The Mayfair on Jasper’s place in the market
The location provides residents with immediate access to dining, entertainment and retailers on Jasper Avenue, Edmonton’s main street. The Government District, Central Business District and the ICE District, a $2.5-billion sports and entertainment area, are within walking distance.
“We think it’s the best building in the city,” said Schluessel. “It’s the type of product that the industry wants more than anything.”
Today’s renters want condominium-quality apartments, Schluessel said, and there aren’t many meeting that demand in Edmonton. Despite the amount of new construction, much of the city’s inventory is still comprised of buildings erected in the 1970s.
The residential suites are more than 98 per cent occupied, while the retail component has one empty bay. The commercial tenants are Orangetheory Fitness, Kanu Café, Splash Poke, Freshii, ZenQ, Cinnaholic, Edible Arrangements, Curry Vibes and La Carraia.
The Mayfair on Jasper and ProCura are being represented by Bradley Gingerich, Paul Chaput and Bradyn Arth of Institutional Property Advisors, a division of Calabasas, Calif.-based real estate brokerage and advisory firm Marcus & Millichap. There’s an open bidding process for the property.
Schluessel expects a “very positive response” from potential purchasers.
“We think it will most likely go to a pension fund because it’s a pension-grade product,” he said.
Schluessel wouldn’t reveal what it cost to develop The Mayfair on Jasper, but said: “It wasn’t cheap to build because the LRT line runs right underneath the building, which adds to the cost of the building.”
ProCura’s other properties
ProCura was established in 1979 and has since become one of Alberta’s leading property development and management companies.

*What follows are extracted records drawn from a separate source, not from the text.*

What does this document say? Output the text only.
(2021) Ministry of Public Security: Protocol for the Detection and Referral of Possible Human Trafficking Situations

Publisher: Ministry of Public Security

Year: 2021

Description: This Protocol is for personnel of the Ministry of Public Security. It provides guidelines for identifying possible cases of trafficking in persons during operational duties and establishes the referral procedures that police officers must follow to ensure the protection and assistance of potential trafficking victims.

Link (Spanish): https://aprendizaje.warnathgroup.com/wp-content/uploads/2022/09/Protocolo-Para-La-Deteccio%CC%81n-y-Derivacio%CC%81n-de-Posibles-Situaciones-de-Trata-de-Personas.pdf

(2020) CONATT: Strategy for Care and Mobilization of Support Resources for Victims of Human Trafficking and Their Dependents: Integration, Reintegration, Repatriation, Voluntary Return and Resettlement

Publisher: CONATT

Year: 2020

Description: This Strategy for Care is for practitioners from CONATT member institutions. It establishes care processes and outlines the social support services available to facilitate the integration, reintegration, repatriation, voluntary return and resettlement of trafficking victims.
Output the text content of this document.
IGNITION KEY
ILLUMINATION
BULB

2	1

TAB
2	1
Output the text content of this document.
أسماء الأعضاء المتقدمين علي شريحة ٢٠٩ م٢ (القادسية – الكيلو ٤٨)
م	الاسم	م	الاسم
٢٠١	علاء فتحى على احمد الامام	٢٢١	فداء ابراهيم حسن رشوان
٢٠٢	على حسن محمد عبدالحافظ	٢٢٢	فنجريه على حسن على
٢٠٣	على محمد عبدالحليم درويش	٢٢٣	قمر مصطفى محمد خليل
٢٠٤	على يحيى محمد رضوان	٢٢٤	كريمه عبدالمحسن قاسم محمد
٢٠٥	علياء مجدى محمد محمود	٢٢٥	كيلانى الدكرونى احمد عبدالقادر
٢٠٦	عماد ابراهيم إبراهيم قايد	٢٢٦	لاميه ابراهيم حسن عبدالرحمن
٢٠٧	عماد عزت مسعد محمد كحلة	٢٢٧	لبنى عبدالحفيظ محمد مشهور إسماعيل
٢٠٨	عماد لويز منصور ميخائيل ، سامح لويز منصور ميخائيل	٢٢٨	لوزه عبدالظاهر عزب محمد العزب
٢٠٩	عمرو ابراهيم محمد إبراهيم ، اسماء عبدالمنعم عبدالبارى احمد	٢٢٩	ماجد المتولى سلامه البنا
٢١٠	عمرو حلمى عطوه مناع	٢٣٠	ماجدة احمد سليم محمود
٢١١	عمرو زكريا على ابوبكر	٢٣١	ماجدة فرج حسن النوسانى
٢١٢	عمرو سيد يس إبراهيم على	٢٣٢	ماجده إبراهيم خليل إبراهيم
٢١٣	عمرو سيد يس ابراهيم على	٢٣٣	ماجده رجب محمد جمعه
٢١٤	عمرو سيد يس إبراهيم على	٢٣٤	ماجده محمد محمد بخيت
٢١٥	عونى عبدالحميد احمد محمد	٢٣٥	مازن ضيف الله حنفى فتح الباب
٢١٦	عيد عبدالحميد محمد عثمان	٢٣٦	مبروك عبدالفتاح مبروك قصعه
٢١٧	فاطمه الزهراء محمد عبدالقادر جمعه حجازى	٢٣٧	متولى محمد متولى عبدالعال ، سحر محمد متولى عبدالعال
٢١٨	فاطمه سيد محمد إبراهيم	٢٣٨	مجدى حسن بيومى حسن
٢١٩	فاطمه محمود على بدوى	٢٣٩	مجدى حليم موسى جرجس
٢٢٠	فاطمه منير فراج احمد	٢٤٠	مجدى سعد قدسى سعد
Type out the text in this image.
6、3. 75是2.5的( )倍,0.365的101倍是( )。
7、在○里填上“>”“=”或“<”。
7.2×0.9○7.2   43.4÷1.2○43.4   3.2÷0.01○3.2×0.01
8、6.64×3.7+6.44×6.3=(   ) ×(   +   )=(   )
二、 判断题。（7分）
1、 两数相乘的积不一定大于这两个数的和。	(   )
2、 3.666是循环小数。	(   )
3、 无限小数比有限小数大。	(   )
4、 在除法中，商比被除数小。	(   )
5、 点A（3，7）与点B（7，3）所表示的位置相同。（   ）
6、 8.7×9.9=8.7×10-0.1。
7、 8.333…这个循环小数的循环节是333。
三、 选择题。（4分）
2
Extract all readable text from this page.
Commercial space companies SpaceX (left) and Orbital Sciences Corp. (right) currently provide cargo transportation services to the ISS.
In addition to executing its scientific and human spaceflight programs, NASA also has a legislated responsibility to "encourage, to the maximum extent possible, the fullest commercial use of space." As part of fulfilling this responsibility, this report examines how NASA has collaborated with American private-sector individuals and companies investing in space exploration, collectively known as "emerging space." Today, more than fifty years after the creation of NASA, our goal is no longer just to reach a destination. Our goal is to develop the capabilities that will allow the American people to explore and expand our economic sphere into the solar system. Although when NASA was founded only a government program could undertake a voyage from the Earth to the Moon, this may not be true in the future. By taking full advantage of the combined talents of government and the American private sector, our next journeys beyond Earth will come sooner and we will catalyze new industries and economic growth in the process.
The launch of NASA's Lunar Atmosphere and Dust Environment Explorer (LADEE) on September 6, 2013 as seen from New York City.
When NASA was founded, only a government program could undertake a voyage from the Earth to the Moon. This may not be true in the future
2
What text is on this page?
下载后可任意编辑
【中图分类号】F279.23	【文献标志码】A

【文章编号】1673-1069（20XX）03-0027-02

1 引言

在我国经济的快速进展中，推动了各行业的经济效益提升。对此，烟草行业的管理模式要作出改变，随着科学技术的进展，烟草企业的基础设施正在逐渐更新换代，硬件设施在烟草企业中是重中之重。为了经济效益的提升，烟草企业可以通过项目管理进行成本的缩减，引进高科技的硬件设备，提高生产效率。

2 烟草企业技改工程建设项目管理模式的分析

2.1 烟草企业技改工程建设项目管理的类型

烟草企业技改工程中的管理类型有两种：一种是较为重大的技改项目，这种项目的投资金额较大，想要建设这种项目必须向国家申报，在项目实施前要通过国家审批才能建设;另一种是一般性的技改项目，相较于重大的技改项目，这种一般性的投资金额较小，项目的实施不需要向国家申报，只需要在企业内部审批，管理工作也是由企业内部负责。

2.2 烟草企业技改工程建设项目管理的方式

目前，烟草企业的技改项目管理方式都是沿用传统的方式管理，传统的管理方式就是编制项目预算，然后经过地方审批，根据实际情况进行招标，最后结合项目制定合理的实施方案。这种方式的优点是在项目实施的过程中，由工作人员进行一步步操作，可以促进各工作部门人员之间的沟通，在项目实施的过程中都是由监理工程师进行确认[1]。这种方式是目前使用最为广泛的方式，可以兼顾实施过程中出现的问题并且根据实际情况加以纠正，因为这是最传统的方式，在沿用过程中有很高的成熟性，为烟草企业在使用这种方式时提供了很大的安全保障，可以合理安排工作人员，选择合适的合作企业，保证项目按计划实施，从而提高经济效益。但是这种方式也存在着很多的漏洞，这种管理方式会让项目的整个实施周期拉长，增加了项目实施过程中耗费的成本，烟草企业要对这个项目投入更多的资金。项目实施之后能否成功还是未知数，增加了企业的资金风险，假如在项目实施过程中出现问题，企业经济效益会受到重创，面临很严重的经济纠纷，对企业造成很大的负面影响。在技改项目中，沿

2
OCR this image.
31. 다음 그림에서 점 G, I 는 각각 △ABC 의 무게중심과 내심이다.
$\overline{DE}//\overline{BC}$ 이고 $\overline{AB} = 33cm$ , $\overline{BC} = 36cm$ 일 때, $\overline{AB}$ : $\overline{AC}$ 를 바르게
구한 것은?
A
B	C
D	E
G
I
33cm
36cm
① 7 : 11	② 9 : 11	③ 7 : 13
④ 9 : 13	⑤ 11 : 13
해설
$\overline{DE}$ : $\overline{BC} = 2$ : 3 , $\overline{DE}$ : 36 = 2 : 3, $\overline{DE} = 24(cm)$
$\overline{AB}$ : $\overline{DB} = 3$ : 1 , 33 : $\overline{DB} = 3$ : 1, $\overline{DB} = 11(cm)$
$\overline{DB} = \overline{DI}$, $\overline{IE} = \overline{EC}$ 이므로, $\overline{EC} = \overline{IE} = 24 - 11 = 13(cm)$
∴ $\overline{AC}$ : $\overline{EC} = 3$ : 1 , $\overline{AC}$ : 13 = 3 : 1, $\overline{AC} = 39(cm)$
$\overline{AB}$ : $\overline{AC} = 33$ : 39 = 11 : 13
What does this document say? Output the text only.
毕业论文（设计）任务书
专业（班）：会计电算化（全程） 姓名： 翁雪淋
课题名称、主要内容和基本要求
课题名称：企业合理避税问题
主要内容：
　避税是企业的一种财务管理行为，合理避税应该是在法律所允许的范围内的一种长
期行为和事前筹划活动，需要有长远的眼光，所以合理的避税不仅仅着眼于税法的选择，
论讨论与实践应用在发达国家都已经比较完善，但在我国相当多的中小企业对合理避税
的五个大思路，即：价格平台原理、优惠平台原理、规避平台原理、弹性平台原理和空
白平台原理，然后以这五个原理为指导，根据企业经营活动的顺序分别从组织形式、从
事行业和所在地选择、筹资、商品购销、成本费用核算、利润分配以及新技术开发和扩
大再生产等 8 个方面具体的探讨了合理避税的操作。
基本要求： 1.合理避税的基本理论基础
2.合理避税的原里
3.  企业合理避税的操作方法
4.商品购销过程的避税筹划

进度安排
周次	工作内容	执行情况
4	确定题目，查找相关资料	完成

It has a future project pipeline of multiple urban locations in Edmonton and Calgary encompassing more than 1.4 million square feet of land holdings. This translates to more than 4.4 million square feet of developable space and 6,900-plus multi-family units.
ProCura also owns:
* Edmonton’s 12-storey WSP Place office and retail complex, which has 184,000 square feet of leasable space and 173 parking stalls. It was built in 1979 and renovated in 2017;
* Edmonton’s 11-storey Intact Insurance Building, which has more than 235,000 square feet of leasable space and 209 parking stalls. It was built in 1961 and renovated and expanded in 2009;
* and Edmonton’s six-storey Kingsway Professional Centre, which has more than 77,000 square feet of leasable space and 231 parking stalls. It was built in 1980.
ProCura is developing Stables at Mayfair not far from The Mayfair on Jasper. It will feature a multi-level parking structure with 287 stalls, 18 loft-style residential units on the roof, and more than 10,000 square feet of street level retail space.
ProCura also owns Edmonton’s 32-acre Century Park mixed-use development site, which is on a light rail transit line south of the University of Alberta.
It will include: 3,995 residences; 250,000 square feet of retail; restaurants, lounges and cafes; office space; a boutique hotel and conference facility; more than 4,000 parking stalls; athletic facilities; and community garden plots.